Jealousy. Envious. Judgmental.
We’ve all felt those feelings at some point in our lives. It’s part of being human.
Yet, sometimes those feelings consume us where we find ourselves loathing another person, mentally rehearsing perfect one liners we could say to them, or placing judgment upon them about how they don’t deserve their success or how you’re much better than so and so.
When those feelings are present for us, they have a lot to teach us. So rather than judge them or judge yourself for having those feelings, get curious and introspective about what may really be going on with you. You’d be surprised about what may really be underneath those challenging feelings.
Recently I did a television segment on this very topic, sharing insights, questions, and tools of how to learn from and release the envy.
Here is the segment:
Often when we feel envy or jealousy, we believe that there is only so much of that success to go around and we may be missing out. Those feelings are fear or ego based, centered in scarcity versus sufficiency or abundance.

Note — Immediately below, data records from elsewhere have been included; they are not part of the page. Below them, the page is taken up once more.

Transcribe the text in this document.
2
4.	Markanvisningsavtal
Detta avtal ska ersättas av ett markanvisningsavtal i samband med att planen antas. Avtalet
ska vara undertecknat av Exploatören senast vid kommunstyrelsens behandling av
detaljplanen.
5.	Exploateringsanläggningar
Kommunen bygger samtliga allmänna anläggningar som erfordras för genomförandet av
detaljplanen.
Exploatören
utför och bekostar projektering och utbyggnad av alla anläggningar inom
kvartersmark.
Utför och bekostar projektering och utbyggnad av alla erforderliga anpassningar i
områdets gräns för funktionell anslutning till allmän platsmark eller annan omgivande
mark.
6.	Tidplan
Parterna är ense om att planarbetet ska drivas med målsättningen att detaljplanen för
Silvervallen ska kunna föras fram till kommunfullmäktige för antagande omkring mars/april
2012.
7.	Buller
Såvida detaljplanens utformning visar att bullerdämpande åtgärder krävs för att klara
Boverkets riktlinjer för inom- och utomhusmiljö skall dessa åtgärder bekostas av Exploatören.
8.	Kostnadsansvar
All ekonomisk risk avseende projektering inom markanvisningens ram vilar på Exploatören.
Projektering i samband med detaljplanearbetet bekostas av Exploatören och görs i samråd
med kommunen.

And finally, many times if someone else’s success is triggering me and these negative feelings, it many times points to dreams or goals that I’d like to have, but I’m not pursuing or giving myself permission or time to entertain.
- Consider a person or example that you are envious of or felt jealous of in the past. Ask yourself, “What does their success trigger in me?”

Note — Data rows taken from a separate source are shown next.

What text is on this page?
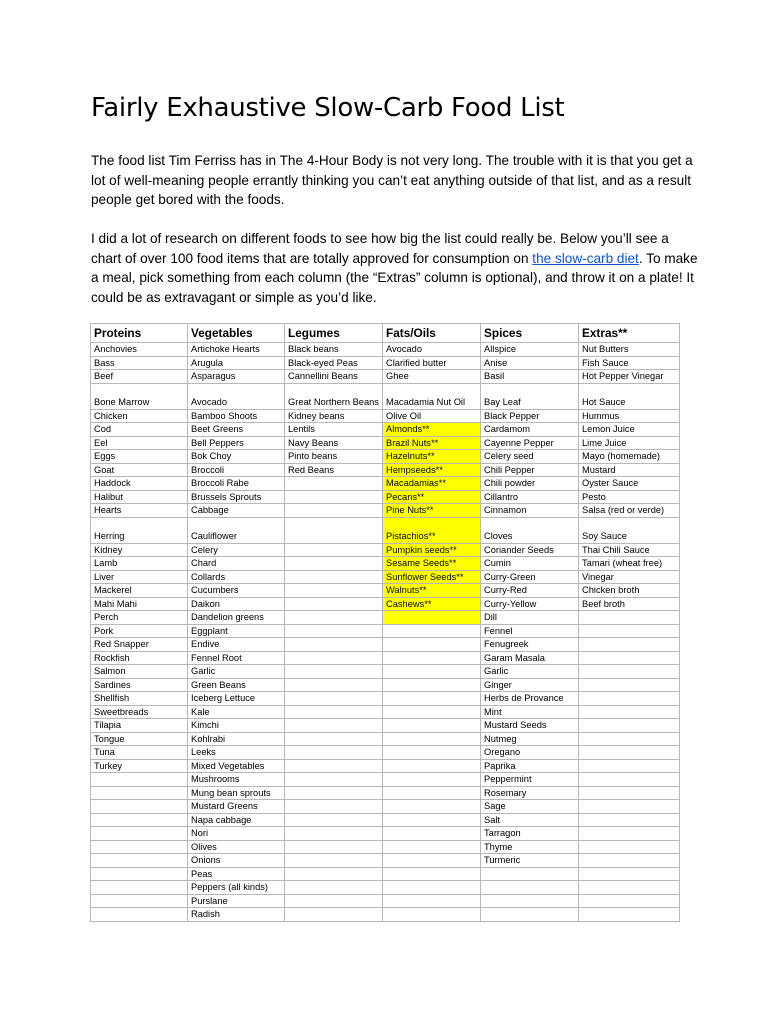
Fairly Exhaustive Slow-Carb Food List

The food list Tim Ferriss has in The 4-Hour Body is not very long. The trouble with it is that you get a lot of well-meaning people errantly thinking you can’t eat anything outside of that list, and as a result people get bored with the foods.

I did a lot of research on different foods to see how big the list could really be. Below you’ll see a chart of over 100 food items that are totally approved for consumption on the slow-carb diet. To make a meal, pick something from each column (the “Extras” column is optional), and throw it on a plate! It could be as extravagant or simple as you’d like.

Proteins	Vegetables	Legumes	Fats/Oils	Spices	Extras**
Anchovies	Artichoke Hearts	Black beans	Avocado	Allspice	Nut Butters
Bass	Arugula	Black-eyed Peas	Clarified butter	Anise	Fish Sauce
Beef	Asparagus	Cannellini Beans	Ghee	Basil	Hot Pepper Vinegar
Bone Marrow	Avocado	Great Northern Beans	Macadamia Nut Oil	Bay Leaf	Hot Sauce
Chicken	Bamboo Shoots	Kidney beans	Olive Oil	Black Pepper	Hummus
Cod	Beet Greens	Lentils	Almonds**	Cardamom	Lemon Juice
Eel	Bell Peppers	Navy Beans	Brazil Nuts**	Cayenne Pepper	Lime Juice
Eggs	Bok Choy	Pinto beans	Hazelnuts**	Celery seed	Mayo (homemade)
Goat	Broccoli	Red Beans	Hempseeds**	Chili Pepper	Mustard
Haddock	Broccoli Rabe		Macadamias**	Chili powder	Oyster Sauce
Halibut	Brussels Sprouts		Pecans**	Cillantro	Pesto
Hearts	Cabbage		Pine Nuts**	Cinnamon	Salsa (red or verde)
Herring	Cauliflower		Pistachios**	Cloves	Soy Sauce
Kidney	Celery		Pumpkin seeds**	Coriander Seeds	Thai Chili Sauce
Lamb	Chard		Sesame Seeds**	Cumin	Tamari (wheat free)
Liver	Collards		Sunflower Seeds**	Curry-Green	Vinegar
Mackerel	Cucumbers		Walnuts**	Curry-Red	Chicken broth
Mahi Mahi	Daikon		Cashews**	Curry-Yellow	Beef broth
Perch	Dandelion greens			Dill	
Pork	Eggplant			Fennel	
Red Snapper	Endive			Fenugreek	
Rockfish	Fennel Root			Garam Masala	
Salmon	Garlic			Garlic	
Sardines	Green Beans			Ginger	
Shellfish	Iceberg Lettuce			Herbs de Provance	
Sweetbreads	Kale			Mint	
Tilapia	Kimchi			Mustard Seeds	
Tongue	Kohlrabi			Nutmeg	
Tuna	Leeks			Oregano	
Turkey	Mixed Vegetables			Paprika	
	Mushrooms			Peppermint	
	Mung bean sprouts			Rosemary	
	Mustard Greens			Sage	
	Napa cabbage			Salt	
	Nori			Tarragon	
	Olives			Thyme	
	Onions			Turmeric	
	Peas				
	Peppers (all kinds)				
	Purslane				
	Radish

- Get curious about what’s going on under these feelings – am I feeling that there is a lack of opportunity for me? Is there a goal that their success inspires in me to pursue? Is there an area or goal in life that I’m not allowing myself to go after?
- Study, interview, or read about someone who’s created the results you want. You could invite them to lunch or tea. You could read their autobiography or blog online. Transform your envy to insight.
- Ask yourself, “What goal would I like to pursue in a bigger way? What’s one simple action I can take this week to move it forward?”
There are many things in life we cannot control, but we are responsible for our emotions. As Eleanor Roosevelt taught:
“No one can offend you without your permission.”
As conscious creators of our own lives, when we own our emotions and get curious about them, we hold the key to our own freedom, peace of mind, and quality of our lives.
Feelings aren’t facts – they’re teachers.